Я бросился на его поиски, натыкаясь на членов команды. Мои славные товарищи, раздевшись до плавок, деятельно готовились к ясным безоблачным дням, помня о том, что погода коварна. Что теперь в любой момент на смену буре могут прийти солнце и штиль. Они весело красили надстройки любимого судна и, конечно, видели проходящего мальчика. Но никто не знал, что судну угрожает какая-то еще неведомая опасность, а я не мог им об этом сказать, потому что это были всего лишь догадки юнги, и опытные моряки просто были обязаны поднять меня на смех.

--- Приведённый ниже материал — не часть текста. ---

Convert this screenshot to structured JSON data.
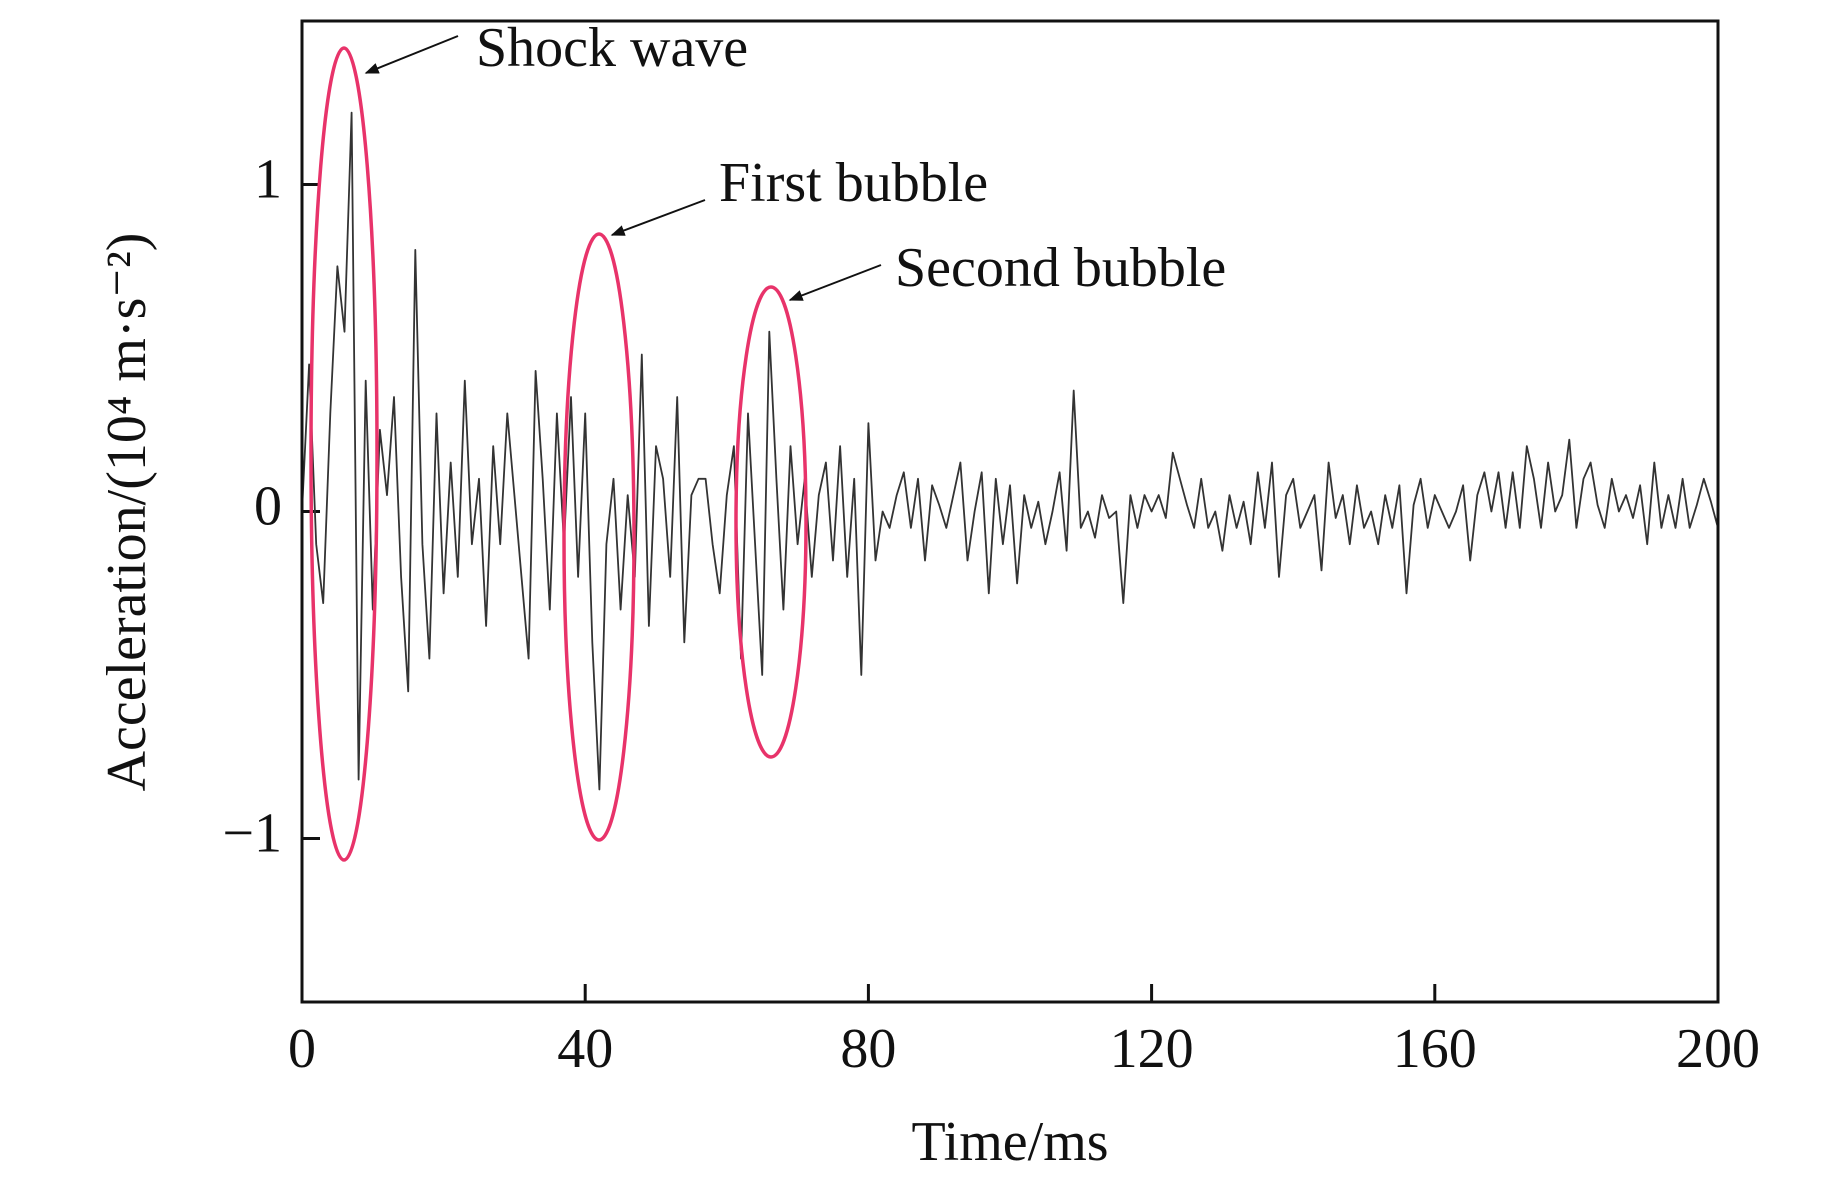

Как всегда, я положился на свою интуицию, и она привела меня в штурманскую рубку. Заглянув в дверь, я увидел стол, на котором лежала карта, и штурмана, прокладывающего курс. Для того чтобы были видны все мельчайшие островки, мели и рифы, Федя держал перед глазами сильный морской бинокль и разглядывал через окуляры район океана, по которому в это время плыл наш буксир.

Но того, кого я искал, в рубке не было. Интуиция моя заметалась, заскулила, как ищейка, потерявшая след. Я, признаться, удивился ее промашке. До сих пор она не ошибалась и вот теперь выкинула номер — привела меня не туда, куда нужно.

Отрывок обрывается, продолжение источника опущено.